The compromise serves the special interests of these tribes and presumably the greater good, though it is a radical departure from God’s forty-year plan for all of the surviving generations of the two and a half tribes to move into the land west of the Jordan.

And the second compromise is at the end of Mas-ei, the last portion of B’midbar, where we meet again the daughters of Zelophehad –Mahlah, Noah, Tirzah, Hoglah, Milcah — Ilene Cohen introduced us to them here last Friday night. Mahlah, Noah, Tirzah, Hoglah, Milcah brought about important legislation in the Torah portion Pinchas, inspiring God Godself to create a law for all time allowing daughters to inherit (their “law,”mishpatan, Numbers 27:5) from their father if he died with no sons. These bold women stepped forward to ask/argue in front of all the male leaders and all the people. And upon hearing their argument about “justice,” “The Eternal One said to Moses, ‘The plea of Zelophehad’s daughters is just . . . transfer their father’s share to them,’ ” 27:6-7).

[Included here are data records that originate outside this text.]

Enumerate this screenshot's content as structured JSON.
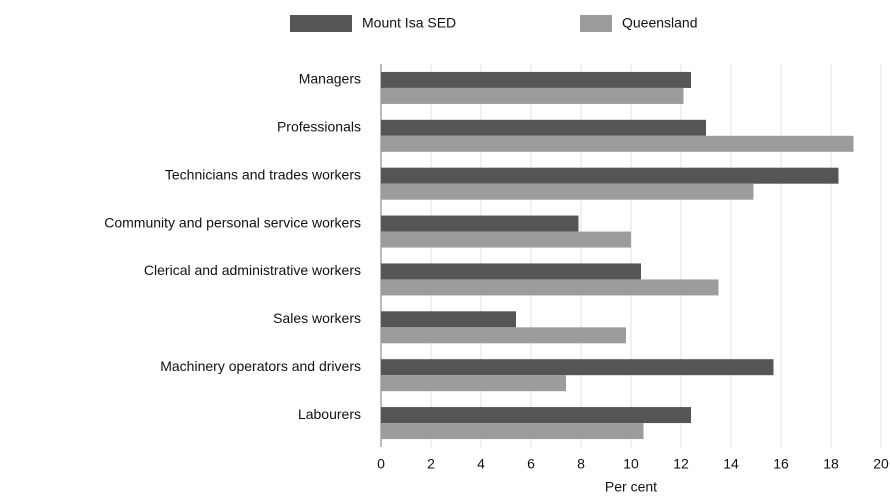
{
  "chart_data": {
    "type": "bar",
    "orientation": "horizontal",
    "x_label": "Per cent",
    "categories": [
      "Managers",
      "Professionals",
      "Technicians and trades workers",
      "Community and personal service workers",
      "Clerical and administrative workers",
      "Sales workers",
      "Machinery operators and drivers",
      "Labourers"
    ],
    "series": [
      {
        "name": "Mount Isa SED",
        "color": "#555555",
        "values": [
          12.4,
          13.0,
          18.3,
          7.9,
          10.4,
          5.4,
          15.7,
          12.4
        ]
      },
      {
        "name": "Queensland",
        "color": "#9c9c9c",
        "values": [
          12.1,
          18.9,
          14.9,
          10.0,
          13.5,
          9.8,
          7.4,
          10.5
        ]
      }
    ],
    "xlim": [
      0,
      20
    ],
    "xticks": [
      0,
      2,
      4,
      6,
      8,
      10,
      12,
      14,
      16,
      18,
      20
    ],
    "grid": true,
    "legend": "top"
  }
}
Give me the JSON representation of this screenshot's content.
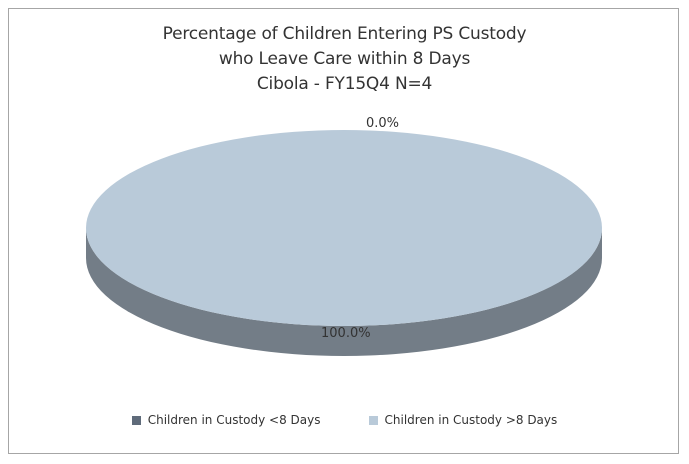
{
  "chart_data": {
    "type": "pie",
    "title_lines": [
      "Percentage of Children Entering PS Custody",
      "who Leave Care within 8 Days",
      "Cibola - FY15Q4    N=4"
    ],
    "slices": [
      {
        "name": "Children in Custody <8 Days",
        "value": 0.0,
        "label": "0.0%",
        "color": "#5f6b7a"
      },
      {
        "name": "Children in Custody >8 Days",
        "value": 100.0,
        "label": "100.0%",
        "color": "#b9cad9"
      }
    ],
    "legend_position": "bottom",
    "style": "3d"
  }
}
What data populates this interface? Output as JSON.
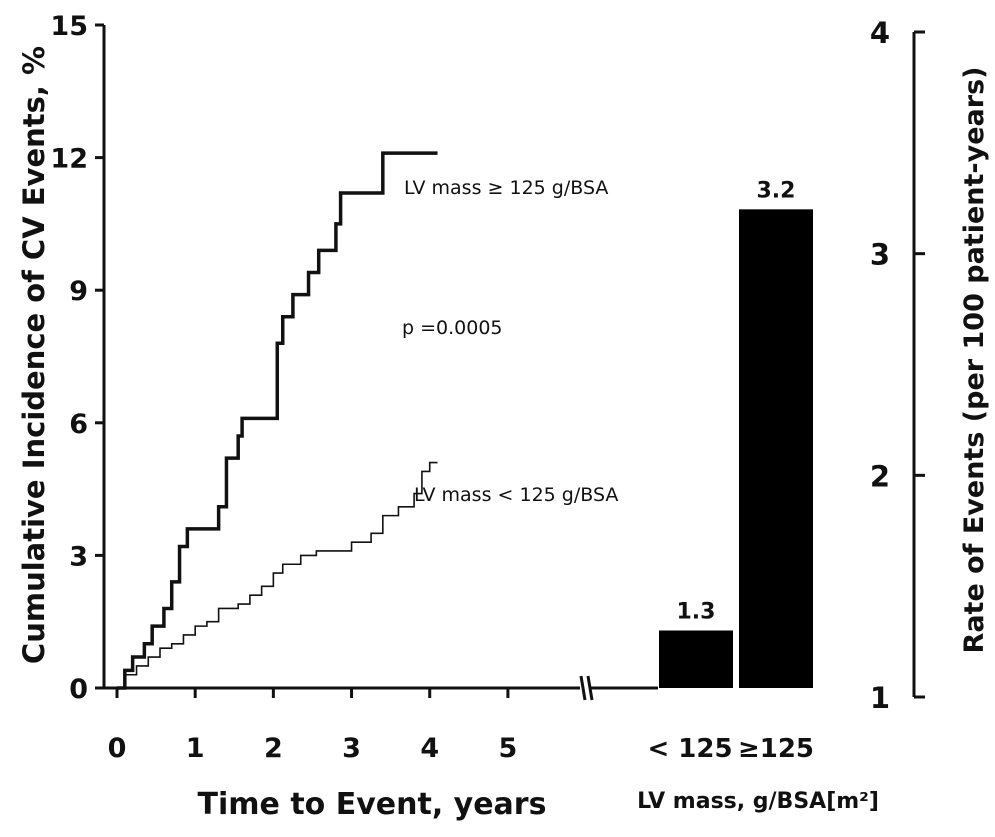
{
  "chart_data": [
    {
      "type": "line",
      "xlabel": "Time to Event, years",
      "ylabel": "Cumulative Incidence of CV Events, %",
      "xlim": [
        0,
        6.05
      ],
      "ylim": [
        0,
        15
      ],
      "xticks": [
        "0",
        "1",
        "2",
        "3",
        "4",
        "5"
      ],
      "yticks": [
        "0",
        "3",
        "6",
        "9",
        "12",
        "15"
      ],
      "annotation": "p =0.0005",
      "series": [
        {
          "name": "LV mass ≥ 125 g/BSA",
          "step": true,
          "points": [
            [
              0,
              0
            ],
            [
              0.1,
              0.4
            ],
            [
              0.2,
              0.7
            ],
            [
              0.35,
              1.0
            ],
            [
              0.45,
              1.4
            ],
            [
              0.6,
              1.8
            ],
            [
              0.7,
              2.4
            ],
            [
              0.8,
              3.2
            ],
            [
              0.9,
              3.6
            ],
            [
              1.2,
              3.6
            ],
            [
              1.3,
              4.1
            ],
            [
              1.4,
              5.2
            ],
            [
              1.55,
              5.7
            ],
            [
              1.6,
              6.1
            ],
            [
              2.0,
              6.1
            ],
            [
              2.05,
              7.8
            ],
            [
              2.12,
              8.4
            ],
            [
              2.25,
              8.9
            ],
            [
              2.45,
              9.4
            ],
            [
              2.58,
              9.9
            ],
            [
              2.8,
              10.5
            ],
            [
              2.86,
              11.2
            ],
            [
              3.3,
              11.2
            ],
            [
              3.4,
              12.1
            ],
            [
              4.1,
              12.1
            ]
          ]
        },
        {
          "name": "LV mass < 125 g/BSA",
          "step": true,
          "points": [
            [
              0,
              0
            ],
            [
              0.1,
              0.3
            ],
            [
              0.25,
              0.5
            ],
            [
              0.4,
              0.7
            ],
            [
              0.55,
              0.9
            ],
            [
              0.7,
              1.0
            ],
            [
              0.85,
              1.2
            ],
            [
              1.0,
              1.4
            ],
            [
              1.15,
              1.5
            ],
            [
              1.3,
              1.8
            ],
            [
              1.55,
              1.9
            ],
            [
              1.7,
              2.1
            ],
            [
              1.85,
              2.3
            ],
            [
              2.0,
              2.6
            ],
            [
              2.12,
              2.8
            ],
            [
              2.35,
              3.0
            ],
            [
              2.55,
              3.1
            ],
            [
              3.0,
              3.3
            ],
            [
              3.25,
              3.5
            ],
            [
              3.4,
              3.9
            ],
            [
              3.6,
              4.1
            ],
            [
              3.8,
              4.4
            ],
            [
              3.9,
              4.9
            ],
            [
              4.0,
              5.1
            ],
            [
              4.1,
              5.1
            ]
          ]
        }
      ]
    },
    {
      "type": "bar",
      "categories": [
        "< 125",
        "≥125"
      ],
      "values": [
        1.3,
        3.2
      ],
      "data_labels": [
        "1.3",
        "3.2"
      ],
      "xlabel": "LV mass, g/BSA[m²]",
      "ylabel": "Rate of Events (per 100 patient-years)",
      "ylim": [
        1,
        4
      ],
      "yticks": [
        "1",
        "2",
        "3",
        "4"
      ]
    }
  ]
}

But in the last Torah portion of Numbers, Mas’ei, their male relatives appeal the earlier decision, noting that “if they [the daughters of Zelophehad] marry persons from another Israelite tribe, their share will be cut off from our ancestral portion . . .; thus our allotted portion will be diminished” (36:3). Moses is not seen speaking to God this time, but he claims to be responding to the sisters al pi Adonai, “at the Eternal’s bidding” (36:5). Moses amends the new law, requiring women who inherit ancestral land to marry into a clan of their father’s tribe (36:6), which limits the women’s choice of spouses and keeps the property within the tribe. And “the daughters of Zelophehad did as the Eternal had commanded Moses” (36:10). It sounds like two steps forward, one step back, and perhaps it is, but it could be argued that they agree to the limitation in order to better the lot for all their tribe, not just for themselves.

The stories of the cowboys of the Israelites and the daughters of Zelophehad, included in Torah in such detail, speak to the importance of the next generation, and of their desire and ability to change norms and expectations, as well as their willingness to bend when persuasive needs and desires of others arise.

And that Moses allows, even aids, in changing his earlier rulings and God’s previous instructions, adds to the long list of what we can learn from him (and from God) about law, leadership, and life.

I like it that we read these stories of change — of a different generation of Israelites with different needs and desires — stretching the boundaries of what it means to be a Jew during these three weeks on the Jewish calendar. An embedded lesson, reminder, that Judaism itself, though it daily calls on us to remember our past, does not ever call on us to live in the past, but rather to live in the present and look to the future, ready and willing whenever necessary to make changes — compromises and promises — that allow us to adapt to the places we are going and the lives we want to live.

The custom when Jews complete reading a Book of Torah is to recite the phrase, Chazak, chazak, v’nitchazeik, “Be strong, be strong, and let us strengthen one another.” The phrase seems especially appropriate in these weeks and in these months — in this curious and challenging time in our history. Shall we say it together?

Chazak, chazak, v’nitchazeik, “Be strong, be strong, and let us strengthen one another.”